Behold, I am with you always…
[This is the first of the Eleven Resurrection Gospel readings of Matins]
Mountain top experiences loom large in Matthew’s Gospel. Satan’s last temptation of Jesus takes part on an ‘exceeding high mountain.’ (Matthew 4:8). The Lord’s most important teaching is given as a Sermon on the Mount (Matthew 5-7). And it was on Mt. Tabor that Christ was transfigured in radiant glory (Matthew 17:1-6).
And now, the disciples go to Galilee, to a mountain to which Jesus had directed them. But Matthew does not elaborate on what the disciples see, but what they – and we – must hear. In doing so, Matthew presents us in miniature the meaning of Christ and His ministry.
All authority in heaven and on earth has been given to Me. (V. 18)

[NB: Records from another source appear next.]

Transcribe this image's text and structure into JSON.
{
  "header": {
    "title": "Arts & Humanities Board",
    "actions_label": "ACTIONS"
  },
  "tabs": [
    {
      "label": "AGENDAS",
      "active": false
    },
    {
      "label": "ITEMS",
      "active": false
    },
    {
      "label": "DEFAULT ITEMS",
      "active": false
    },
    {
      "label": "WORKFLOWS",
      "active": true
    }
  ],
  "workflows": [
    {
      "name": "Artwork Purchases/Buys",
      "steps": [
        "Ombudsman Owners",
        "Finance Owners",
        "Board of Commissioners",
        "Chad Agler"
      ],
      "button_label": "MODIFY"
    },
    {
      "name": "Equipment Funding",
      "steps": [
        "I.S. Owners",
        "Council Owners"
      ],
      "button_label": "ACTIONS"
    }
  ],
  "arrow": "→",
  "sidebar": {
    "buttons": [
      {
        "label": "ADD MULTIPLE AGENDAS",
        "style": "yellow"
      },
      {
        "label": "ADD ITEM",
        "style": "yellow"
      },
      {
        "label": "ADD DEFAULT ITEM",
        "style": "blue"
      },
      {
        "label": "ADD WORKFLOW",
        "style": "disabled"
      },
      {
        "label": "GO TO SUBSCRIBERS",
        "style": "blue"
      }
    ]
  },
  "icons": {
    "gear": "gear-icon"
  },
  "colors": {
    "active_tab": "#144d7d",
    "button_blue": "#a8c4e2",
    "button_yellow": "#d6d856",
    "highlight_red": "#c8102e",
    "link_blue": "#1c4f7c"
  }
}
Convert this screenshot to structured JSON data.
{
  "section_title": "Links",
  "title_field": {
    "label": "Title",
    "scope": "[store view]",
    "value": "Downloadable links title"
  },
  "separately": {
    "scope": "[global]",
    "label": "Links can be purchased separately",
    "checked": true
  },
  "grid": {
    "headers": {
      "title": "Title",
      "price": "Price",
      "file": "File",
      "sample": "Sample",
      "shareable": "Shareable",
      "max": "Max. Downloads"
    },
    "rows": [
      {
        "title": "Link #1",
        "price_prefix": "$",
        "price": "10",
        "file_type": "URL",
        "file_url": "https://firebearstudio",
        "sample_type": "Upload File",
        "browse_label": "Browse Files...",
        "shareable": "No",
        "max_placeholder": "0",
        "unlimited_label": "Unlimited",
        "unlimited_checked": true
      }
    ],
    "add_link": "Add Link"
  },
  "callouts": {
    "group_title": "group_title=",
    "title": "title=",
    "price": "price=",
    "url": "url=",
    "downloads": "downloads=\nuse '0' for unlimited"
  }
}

In other words, Christ is the fulfillment of the prophecy made to Daniel in a night vision.
And behold, with the clouds of heaven there came One like a Son of Man and He came to the Ancient of Days and was presented before Him.
And to Him was given dominion and glory and a kingdom that all peoples, nations, and languages should serve Him; His dominion is an everlasting dominion which shall not pass away and His kingdom is one that shall not be destroyed. (Daniel 7:13-14)

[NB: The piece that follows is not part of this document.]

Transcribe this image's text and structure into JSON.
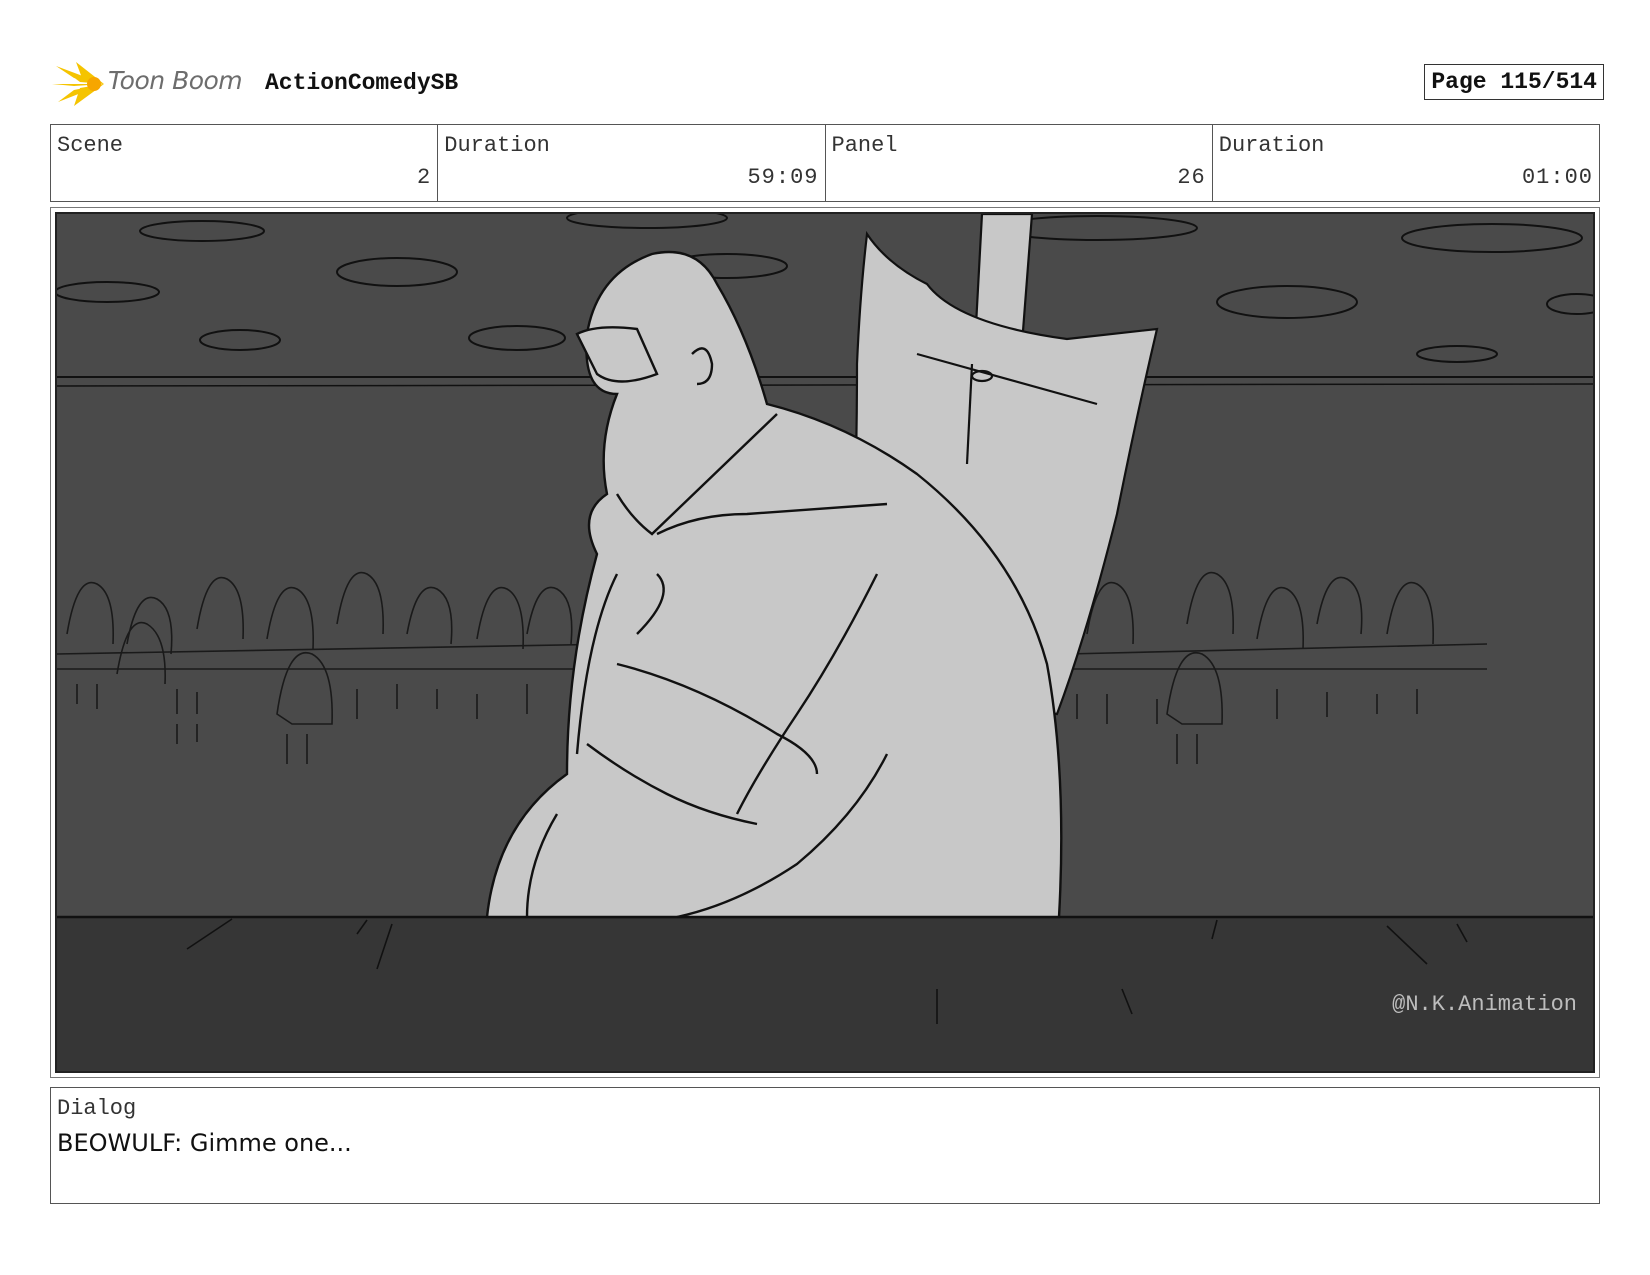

Next we hear this commandment, known as the Great Commission
Go therefore and make disciples of all nations, baptizing them in the Name of the Father and of the Son and of the Holy Spirit, teaching them to observe all that I have commanded you. (v. 19-20)
This passage is read at the Sacrament of Baptism and offers an affirmation of the Holy Trinity. But it also instructs us to be, and to make others, not only hearers of the word but doers of the word (James 1:22).
Matthew tells us at the opening of his Gospel that we shall call the Virgin’s Son Emmanuel, which means God with us (Matthew 1:23). The end of the Gospel echoes the beginning:
And behold, I am with you always, to the end of the age. (V. 20)
Comforting words indeed, now at these difficult times, and daily, all the days of our lives.